Comply: Former FTX director of engineering, Nishad Singh, has pleaded guilty to six criminal charges. He has also agreed to cooperate against his previous boss, Sam Bankman-Fried.
Quit: Delhi ministers Manish Sisodia and Satyendar Jain have resigned from the cabinet. Sisodia, the deputy chief minister, had 18 portfolios, including education, under him.
THE DAILY DIGIT
$100 billion
According to Deloitte's 2023 predictions, the Indian sports market could touch the magic number by 2027, up from $27 billion in 2020. (Deloitte)
FWIW
Catch 22: There are no winners in this story. Adidas' split with Kanye West comes at a cost. It is sitting on unsold Yeezys worth $300 million-$500 million, and could lose $1.3 billion in revenue this year. The German sporting goods giant could sell off the “zombie Yeezys” without labelling them, but it would still look like the brand is profiting off someone who made antisemitic comments. Or, it could pull a Burberry and burn its unsold inventory. The brand could also donate the shoes to disaster relief, but good vibes don’t bring home the monies.
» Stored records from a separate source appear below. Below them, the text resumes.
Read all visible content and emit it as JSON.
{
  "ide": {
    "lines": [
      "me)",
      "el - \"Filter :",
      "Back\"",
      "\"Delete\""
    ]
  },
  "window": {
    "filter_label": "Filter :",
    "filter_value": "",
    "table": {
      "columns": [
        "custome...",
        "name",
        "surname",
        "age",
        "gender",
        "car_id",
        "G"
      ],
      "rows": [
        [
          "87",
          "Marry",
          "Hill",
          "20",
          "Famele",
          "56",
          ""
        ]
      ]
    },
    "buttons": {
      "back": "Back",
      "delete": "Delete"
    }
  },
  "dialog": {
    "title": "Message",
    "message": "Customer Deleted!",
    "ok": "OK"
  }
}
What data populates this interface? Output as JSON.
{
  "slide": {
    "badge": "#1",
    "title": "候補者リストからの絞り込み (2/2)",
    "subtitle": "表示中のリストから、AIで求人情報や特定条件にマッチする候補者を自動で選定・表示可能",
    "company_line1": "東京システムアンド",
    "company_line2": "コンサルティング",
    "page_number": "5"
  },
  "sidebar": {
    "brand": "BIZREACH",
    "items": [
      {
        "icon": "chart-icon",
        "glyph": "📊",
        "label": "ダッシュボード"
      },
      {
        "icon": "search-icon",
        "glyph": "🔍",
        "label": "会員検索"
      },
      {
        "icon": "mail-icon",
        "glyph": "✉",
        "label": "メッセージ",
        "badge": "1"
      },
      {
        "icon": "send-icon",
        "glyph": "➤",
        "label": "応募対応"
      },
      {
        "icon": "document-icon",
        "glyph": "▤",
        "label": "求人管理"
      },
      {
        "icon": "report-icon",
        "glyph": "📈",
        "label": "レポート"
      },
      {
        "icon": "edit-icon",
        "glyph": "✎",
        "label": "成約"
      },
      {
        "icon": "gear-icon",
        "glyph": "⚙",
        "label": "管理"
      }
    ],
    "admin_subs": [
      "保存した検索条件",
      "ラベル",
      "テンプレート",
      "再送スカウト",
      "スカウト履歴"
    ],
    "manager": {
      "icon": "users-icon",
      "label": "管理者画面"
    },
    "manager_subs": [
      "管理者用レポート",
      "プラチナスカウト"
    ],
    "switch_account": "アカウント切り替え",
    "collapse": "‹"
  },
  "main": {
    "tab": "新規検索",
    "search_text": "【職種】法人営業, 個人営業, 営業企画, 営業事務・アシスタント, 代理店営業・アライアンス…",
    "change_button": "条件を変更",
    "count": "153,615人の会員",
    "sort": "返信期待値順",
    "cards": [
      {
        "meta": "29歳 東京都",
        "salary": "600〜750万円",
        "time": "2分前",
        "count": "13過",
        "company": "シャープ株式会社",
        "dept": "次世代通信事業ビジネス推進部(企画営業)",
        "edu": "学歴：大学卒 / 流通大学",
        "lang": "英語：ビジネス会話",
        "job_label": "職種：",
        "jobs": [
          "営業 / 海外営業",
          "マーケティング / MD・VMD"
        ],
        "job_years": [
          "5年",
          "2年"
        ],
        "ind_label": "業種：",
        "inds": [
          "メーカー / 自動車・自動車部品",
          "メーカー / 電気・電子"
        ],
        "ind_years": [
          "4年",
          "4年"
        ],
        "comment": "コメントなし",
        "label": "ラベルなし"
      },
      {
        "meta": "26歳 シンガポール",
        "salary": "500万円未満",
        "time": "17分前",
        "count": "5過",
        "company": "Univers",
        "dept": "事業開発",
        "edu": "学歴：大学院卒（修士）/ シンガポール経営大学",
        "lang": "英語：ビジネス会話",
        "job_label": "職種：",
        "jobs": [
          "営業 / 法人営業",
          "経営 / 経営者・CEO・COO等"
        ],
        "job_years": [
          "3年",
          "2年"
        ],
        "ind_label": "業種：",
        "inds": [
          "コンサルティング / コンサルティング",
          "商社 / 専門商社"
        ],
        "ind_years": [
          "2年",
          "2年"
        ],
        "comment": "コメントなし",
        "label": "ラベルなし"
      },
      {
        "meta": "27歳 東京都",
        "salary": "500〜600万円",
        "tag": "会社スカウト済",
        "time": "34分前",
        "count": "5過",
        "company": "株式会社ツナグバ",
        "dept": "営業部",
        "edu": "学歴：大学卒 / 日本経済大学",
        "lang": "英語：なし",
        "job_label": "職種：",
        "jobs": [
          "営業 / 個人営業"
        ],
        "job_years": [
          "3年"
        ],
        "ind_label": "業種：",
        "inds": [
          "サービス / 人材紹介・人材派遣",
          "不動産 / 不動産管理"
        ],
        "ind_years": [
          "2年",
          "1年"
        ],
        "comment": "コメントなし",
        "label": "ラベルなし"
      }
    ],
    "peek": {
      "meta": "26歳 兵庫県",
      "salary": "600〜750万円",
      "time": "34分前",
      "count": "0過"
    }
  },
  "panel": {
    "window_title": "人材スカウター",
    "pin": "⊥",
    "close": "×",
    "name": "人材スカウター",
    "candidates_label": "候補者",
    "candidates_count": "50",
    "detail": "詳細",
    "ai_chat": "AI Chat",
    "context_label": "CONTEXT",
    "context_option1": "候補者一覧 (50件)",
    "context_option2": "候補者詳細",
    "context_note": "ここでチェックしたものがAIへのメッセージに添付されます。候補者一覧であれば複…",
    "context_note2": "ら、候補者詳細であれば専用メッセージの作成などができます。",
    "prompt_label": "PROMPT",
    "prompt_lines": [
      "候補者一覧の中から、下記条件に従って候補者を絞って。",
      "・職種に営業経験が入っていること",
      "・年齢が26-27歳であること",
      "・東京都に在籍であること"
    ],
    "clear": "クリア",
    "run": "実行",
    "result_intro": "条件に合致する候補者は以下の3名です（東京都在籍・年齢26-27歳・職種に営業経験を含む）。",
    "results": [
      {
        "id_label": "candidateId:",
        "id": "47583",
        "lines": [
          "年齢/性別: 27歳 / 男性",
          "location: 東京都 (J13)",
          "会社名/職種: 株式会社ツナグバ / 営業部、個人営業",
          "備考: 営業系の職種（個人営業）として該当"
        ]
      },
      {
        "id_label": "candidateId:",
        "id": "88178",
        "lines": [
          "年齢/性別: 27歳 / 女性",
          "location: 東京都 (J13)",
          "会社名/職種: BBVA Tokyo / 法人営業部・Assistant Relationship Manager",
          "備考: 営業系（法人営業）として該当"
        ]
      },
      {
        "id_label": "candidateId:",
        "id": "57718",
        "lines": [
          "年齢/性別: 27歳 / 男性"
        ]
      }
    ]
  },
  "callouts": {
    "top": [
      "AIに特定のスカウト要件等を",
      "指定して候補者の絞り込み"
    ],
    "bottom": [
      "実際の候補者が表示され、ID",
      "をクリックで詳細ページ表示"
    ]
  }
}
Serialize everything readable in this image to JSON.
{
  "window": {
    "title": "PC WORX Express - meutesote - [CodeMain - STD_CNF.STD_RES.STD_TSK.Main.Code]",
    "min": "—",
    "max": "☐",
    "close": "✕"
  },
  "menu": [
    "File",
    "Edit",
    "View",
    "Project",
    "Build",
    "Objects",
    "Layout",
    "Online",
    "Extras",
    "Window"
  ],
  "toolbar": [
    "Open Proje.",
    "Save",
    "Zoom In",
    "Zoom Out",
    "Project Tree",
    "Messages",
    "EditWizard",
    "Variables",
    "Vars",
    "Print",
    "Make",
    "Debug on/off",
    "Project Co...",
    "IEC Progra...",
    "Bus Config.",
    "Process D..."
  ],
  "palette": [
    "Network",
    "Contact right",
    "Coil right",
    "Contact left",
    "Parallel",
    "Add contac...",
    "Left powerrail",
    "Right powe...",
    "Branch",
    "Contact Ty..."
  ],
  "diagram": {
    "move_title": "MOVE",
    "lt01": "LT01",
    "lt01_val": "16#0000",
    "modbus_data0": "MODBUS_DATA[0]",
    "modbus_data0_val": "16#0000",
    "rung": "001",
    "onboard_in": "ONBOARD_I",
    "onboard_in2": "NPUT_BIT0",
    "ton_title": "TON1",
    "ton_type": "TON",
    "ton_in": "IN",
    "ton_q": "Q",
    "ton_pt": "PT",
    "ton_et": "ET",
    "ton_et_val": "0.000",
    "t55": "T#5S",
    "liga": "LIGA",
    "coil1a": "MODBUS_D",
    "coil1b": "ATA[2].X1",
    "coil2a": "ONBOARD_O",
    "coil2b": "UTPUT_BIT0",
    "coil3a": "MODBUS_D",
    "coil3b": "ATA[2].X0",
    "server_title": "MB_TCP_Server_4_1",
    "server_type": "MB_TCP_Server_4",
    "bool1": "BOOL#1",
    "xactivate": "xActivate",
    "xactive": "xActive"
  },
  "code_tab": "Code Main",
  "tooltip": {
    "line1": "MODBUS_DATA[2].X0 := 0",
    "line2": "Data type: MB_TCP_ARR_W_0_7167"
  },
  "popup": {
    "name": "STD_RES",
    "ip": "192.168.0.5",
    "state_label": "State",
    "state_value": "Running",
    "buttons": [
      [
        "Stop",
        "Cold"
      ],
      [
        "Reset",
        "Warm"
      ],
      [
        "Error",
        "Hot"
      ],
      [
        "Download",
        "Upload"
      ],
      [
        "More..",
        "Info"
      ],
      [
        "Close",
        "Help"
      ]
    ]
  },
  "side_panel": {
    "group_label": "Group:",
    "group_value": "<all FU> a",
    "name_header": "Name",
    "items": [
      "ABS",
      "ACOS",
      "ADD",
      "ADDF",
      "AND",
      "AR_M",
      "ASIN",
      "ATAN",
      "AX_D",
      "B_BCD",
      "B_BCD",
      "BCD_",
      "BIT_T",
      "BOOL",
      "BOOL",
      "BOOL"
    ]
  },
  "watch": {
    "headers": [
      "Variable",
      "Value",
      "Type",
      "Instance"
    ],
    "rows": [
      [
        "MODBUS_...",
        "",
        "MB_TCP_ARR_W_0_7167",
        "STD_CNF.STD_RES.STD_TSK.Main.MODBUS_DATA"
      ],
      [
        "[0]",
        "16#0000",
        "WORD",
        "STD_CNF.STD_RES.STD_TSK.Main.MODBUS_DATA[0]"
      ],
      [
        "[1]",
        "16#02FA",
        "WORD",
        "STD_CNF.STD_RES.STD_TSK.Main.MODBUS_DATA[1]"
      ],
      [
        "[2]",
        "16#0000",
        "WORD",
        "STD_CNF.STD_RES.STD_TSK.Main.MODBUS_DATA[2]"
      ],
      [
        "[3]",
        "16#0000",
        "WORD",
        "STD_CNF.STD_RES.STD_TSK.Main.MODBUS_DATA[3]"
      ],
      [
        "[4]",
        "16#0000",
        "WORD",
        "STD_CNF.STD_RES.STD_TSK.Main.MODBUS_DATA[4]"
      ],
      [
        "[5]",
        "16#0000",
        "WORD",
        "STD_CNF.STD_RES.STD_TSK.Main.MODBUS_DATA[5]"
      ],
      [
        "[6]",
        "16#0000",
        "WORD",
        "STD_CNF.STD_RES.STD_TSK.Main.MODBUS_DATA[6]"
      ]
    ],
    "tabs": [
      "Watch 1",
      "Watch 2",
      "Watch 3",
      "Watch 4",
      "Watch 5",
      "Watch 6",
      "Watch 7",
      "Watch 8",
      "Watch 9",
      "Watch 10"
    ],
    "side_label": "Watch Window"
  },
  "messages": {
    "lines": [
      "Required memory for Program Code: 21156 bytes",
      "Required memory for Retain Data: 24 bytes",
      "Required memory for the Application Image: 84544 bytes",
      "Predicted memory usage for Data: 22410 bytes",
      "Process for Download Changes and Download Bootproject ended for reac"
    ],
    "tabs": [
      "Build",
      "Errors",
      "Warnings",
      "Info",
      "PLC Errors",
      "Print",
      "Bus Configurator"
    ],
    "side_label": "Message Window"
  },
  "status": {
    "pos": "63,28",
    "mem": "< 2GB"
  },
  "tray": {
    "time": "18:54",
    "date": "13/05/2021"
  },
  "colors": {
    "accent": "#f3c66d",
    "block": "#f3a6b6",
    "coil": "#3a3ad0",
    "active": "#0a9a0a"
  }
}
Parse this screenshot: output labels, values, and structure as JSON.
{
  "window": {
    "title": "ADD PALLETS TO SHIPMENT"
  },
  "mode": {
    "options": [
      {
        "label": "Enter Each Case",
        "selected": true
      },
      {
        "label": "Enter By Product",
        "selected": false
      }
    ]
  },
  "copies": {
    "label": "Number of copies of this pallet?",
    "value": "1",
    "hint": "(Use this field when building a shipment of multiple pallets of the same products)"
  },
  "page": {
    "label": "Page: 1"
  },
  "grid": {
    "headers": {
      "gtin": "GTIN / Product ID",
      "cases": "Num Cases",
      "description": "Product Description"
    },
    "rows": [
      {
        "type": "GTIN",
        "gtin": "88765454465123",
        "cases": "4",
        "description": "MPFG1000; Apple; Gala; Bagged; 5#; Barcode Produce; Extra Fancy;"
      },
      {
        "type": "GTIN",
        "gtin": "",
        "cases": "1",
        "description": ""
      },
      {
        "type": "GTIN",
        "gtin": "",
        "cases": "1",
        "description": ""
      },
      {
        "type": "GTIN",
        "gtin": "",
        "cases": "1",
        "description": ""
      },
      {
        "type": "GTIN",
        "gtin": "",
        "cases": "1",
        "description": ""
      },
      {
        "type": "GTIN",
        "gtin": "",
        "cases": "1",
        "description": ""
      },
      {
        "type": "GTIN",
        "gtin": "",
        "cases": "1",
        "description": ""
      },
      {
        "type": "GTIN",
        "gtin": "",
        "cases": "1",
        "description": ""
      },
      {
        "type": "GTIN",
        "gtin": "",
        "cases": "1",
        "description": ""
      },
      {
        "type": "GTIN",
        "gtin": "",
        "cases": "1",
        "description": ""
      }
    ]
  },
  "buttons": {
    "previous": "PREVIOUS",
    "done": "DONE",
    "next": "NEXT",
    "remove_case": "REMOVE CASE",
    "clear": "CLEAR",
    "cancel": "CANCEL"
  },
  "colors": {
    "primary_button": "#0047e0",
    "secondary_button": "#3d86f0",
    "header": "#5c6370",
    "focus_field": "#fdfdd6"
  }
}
No dice: The South Korean government won't like this. Only 4% of women in the country aged 20-34 think marriage and childbirth are rites of passage. This bit of news comes after the country's fertility rate dropped to an all-time low. High real estate prices, low employment rates, and the economy aren’t helping. South Korea spent ~$210 billion over the past 16 years to arrest the fall in its fertility rate. One thing is for sure: money is not producing babies.
Red hot: Initially patronised by middle-aged men, saunas in Japan are having their moment. So much so that the industry thrived even during the pandemic. Even as social distancing became commonplace, businesses found innovative ways to steam bathe. They've grown so popular that there's a sauna-rating site, Sauna Ikitai, where users can choose from features such as entry fees, water temperatures, and WiFi, among other things. The leisure industry wants Japan to be the go-to place if you want to have a soak. Neat.